Engaging the collective is one thing, doing something constructive is something else. I came across two good examples of this recently, both built around the social Web and the idea of the collective intelligence. One was the changes to Facebook’s advertisement feedback tools; the other was the op-ed Whole Foods CEO John Mackey wrote and the reaction to it on the social Web.
Facebook’s Ad Feedback Tools
Searching for a sustainable revenue model, Facebook has continued to tweak its advertising program. I’m actually a big fan of this program. It’s one of the best reasons to be present — from an awareness-oriented marketing perspective — on Facebook. Consider that Facebook’s member data is actually pretty solid. In particular, the platform is nearly useless if you fabricate your persona, so members tend to be relatively truthful about who they are. This means that, as a marketer, you can use the demographic data available through Facebook’s advertiser’s program to accurately target your ads. That’s great.

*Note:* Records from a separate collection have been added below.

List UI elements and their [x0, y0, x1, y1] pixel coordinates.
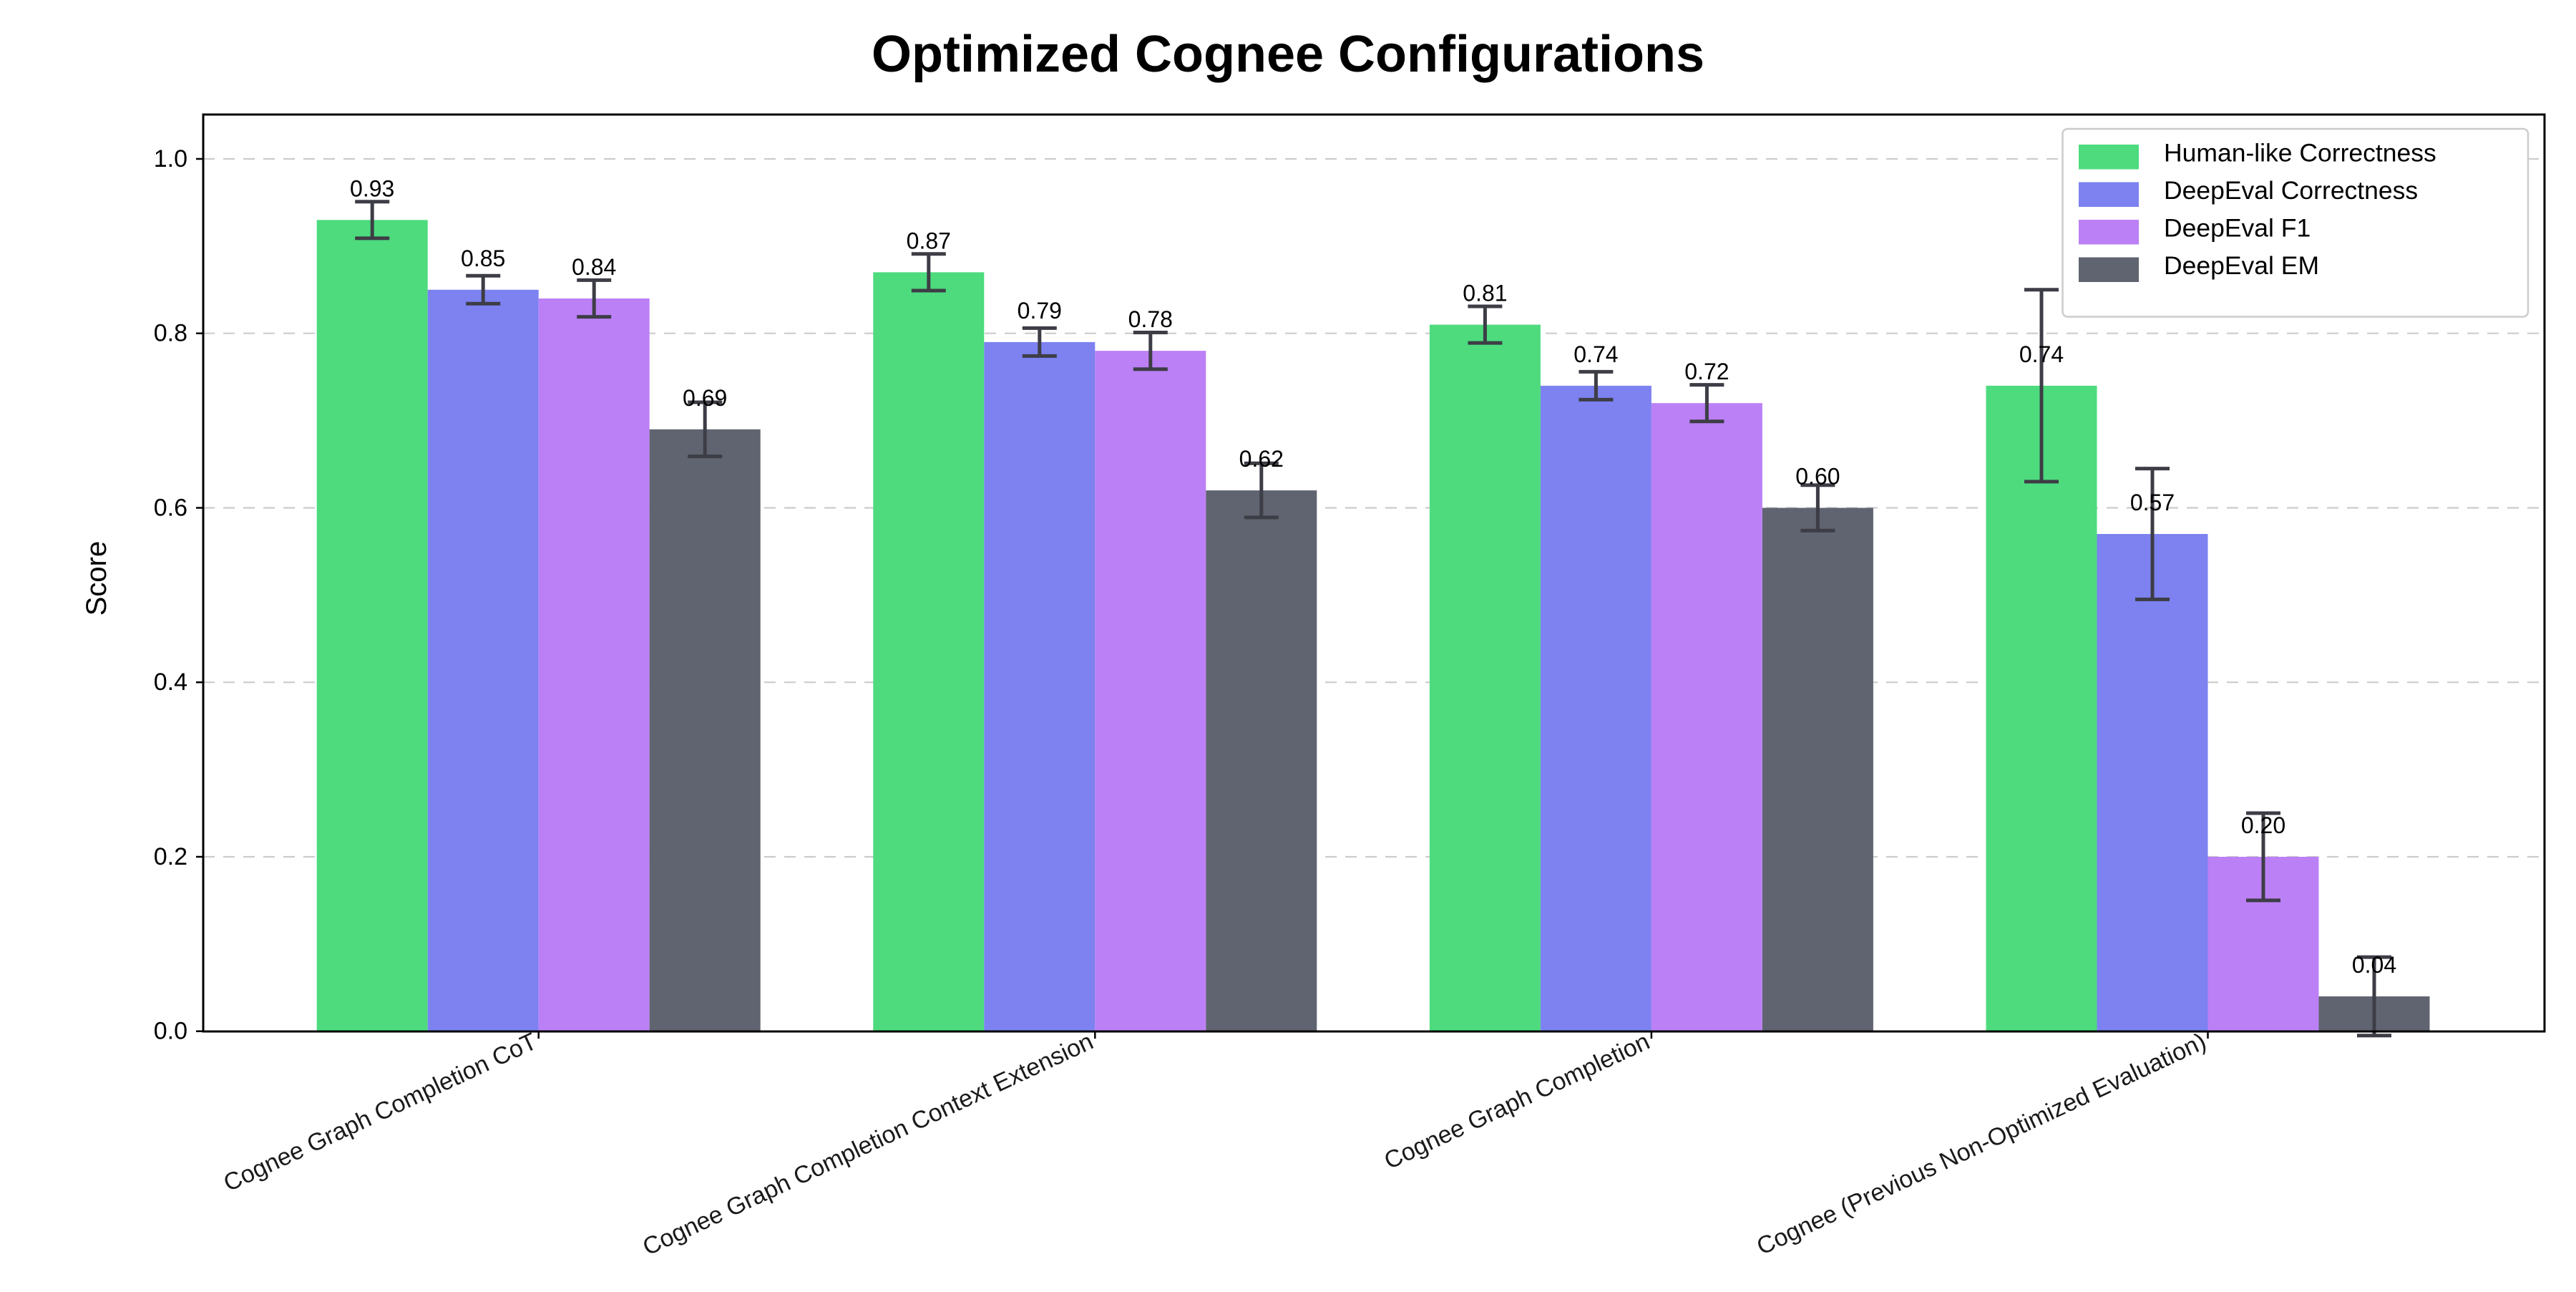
- svg-text:0.72: 0.72: [1684, 359, 1729, 384]
- svg-text:Score: Score: [81, 541, 112, 616]
- svg-text:Human-like Correctness: Human-like Correctness: [2164, 139, 2436, 167]
- svg-text:0.79: 0.79: [1018, 298, 1062, 324]
- svg-text:DeepEval Correctness: DeepEval Correctness: [2164, 176, 2418, 205]
- svg-text:0.6: 0.6: [154, 495, 187, 522]
- svg-text:0.20: 0.20: [2241, 812, 2285, 838]
- svg-text:0.8: 0.8: [154, 320, 187, 347]
- svg-text:0.57: 0.57: [2130, 490, 2175, 515]
- svg-text:0.60: 0.60: [1795, 464, 1840, 490]
- svg-text:0.93: 0.93: [350, 175, 394, 201]
- svg-text:0.2: 0.2: [154, 843, 187, 870]
- svg-text:0.0: 0.0: [154, 1018, 187, 1045]
- svg-text:0.74: 0.74: [1574, 341, 1618, 367]
- svg-text:0.4: 0.4: [154, 669, 187, 696]
- svg-text:DeepEval F1: DeepEval F1: [2164, 214, 2311, 243]
- svg-text:DeepEval EM: DeepEval EM: [2164, 251, 2319, 280]
- svg-text:0.78: 0.78: [1128, 306, 1173, 332]
- svg-text:0.85: 0.85: [461, 246, 505, 271]
- svg-text:0.87: 0.87: [907, 228, 951, 253]
- svg-text:0.74: 0.74: [2019, 341, 2064, 367]
- svg-text:1.0: 1.0: [154, 145, 187, 173]
- svg-text:0.69: 0.69: [683, 385, 727, 411]
- svg-text:0.84: 0.84: [572, 254, 616, 280]
- svg-text:0.62: 0.62: [1239, 446, 1284, 472]
- svg-text:0.81: 0.81: [1463, 281, 1507, 306]
- svg-text:0.04: 0.04: [2352, 952, 2396, 978]
- svg-text:Optimized Cognee Configuration: Optimized Cognee Configurations: [872, 26, 1704, 83]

On the member side, Facebook has long had a simple thumbs-up/thumbs-down voting and feedback system that enabled members to rate ads and thereby (presumably) influence what they saw on subsequent visits. That seemed great, too, as it enabled members to quickly and easily vote down what they thought was offensive, tasteless, deceptive, or irrelevant and vote up just as easily what they found engaging, relevant, or otherwise helpful. What advertiser wouldn’t love having that kind of information?
Evidently, not the current crop.
That simple feedback mechanism has now been replaced with a “thumbs up” that is essentially in its original spot right below the ad and a new, unmarked “X,” which you’d think would be “close this” but actually means “open this,” on the diagonally opposite corner. These usability challenges appear quite intentional. In design terms, “diagonally opposite” means “put this as far away as you can while still being bounded by a square.” Now to provide negative feedback, members are expected to click the “X,” which opens a dialogue box that accepts feedback as to why a specific ad was not found useful.
A simple, quick “I like this”/”I don’t like this” has been replaced with a simple “I like this” and a relocated, more complex “I don’t like this.” Regardless of which conspiracy theories you subscribe to, this type of redesign will almost surely result in the suppression of negative comments while favoring positives.
This actually works against the quality advertisers that Facebook desperately needs. From an advertiser’s perspective, data that magically looks better than it really is isn’t an effective indicator that ad targeting or relevance adjustments are meeting audience needs. Advertisers should want as much information as they can get that provides real insight rather than information gathered in a manner that tips the results toward the positive.
Here’s the central issue: listening to your customers doesn’t always result in stories you want to hear. Customers can and will say anything, positive and negative. Real gains come by listening carefully so that you can actually steer your ads, your message, your business in the direction that your audience will find favorable. The basic feedback loop on the social Web is listen, learn, change, and benefit. By changing the data — instead of changing what drives it — short circuits the entire feedback loop.
Ultimately, superficially dampening negative conversations rather than embarking on a Facebook-backed effort to improve its ads thwarts building an ad program that more mainstream Fortune 500 companies would want to be part of in a big way. I talked about a similar issue around social network spam here recently as I related the SES San Jose Black Hat vs. White Hat discussion about social networking platform operators playing an active, leading role in reducing spam within the networks themselves. Rather than stepping up, Facebook made it harder for its members to say, “I don’t appreciate this ad.”
Whole Foods’ Op-Ed
Whole Foods Market’s CEO, John Mackey, wrote an op-ed that resulted in a boycott driven in part by a savvy use of social media.
What I found interesting was not Mackey’s statement per se, nor the reaction of those who disagreed. That much was expected. People are entitled to their views and are to be commended for stating them plainly in the spirit of debate. Likewise, the social Web empowers everyone (at least those with access to it) more or less equally. Those who organized the boycott against Whole Foods Market are also to be respected for a smart response.
For me, the interesting thing is the clear role the mainstream social Web now occupies. Building beyond the opening discussion and boycott, clearly facilitated by the social Web, the initial conversation may next give way to actual dialogue between Mackey and those who share his opinion, and the boycotters and its supporters. It is in this second step — beyond the empowerment to openly engage — that the social Web really pays off. It’s all about open and honest debate, feedback, learning, and, ultimately, better choices.
The jury is still out, but the signs look good. More open discussion is actually happening. The challenge is for both sides to take their thinking to the next level, to tap the social Web and engage, and to actually advance the dialogue that we all need around fundamentally important issues, such as healthcare, that impact us and those who will follow us. That kind of discussion is what social media and the larger social Web are all about.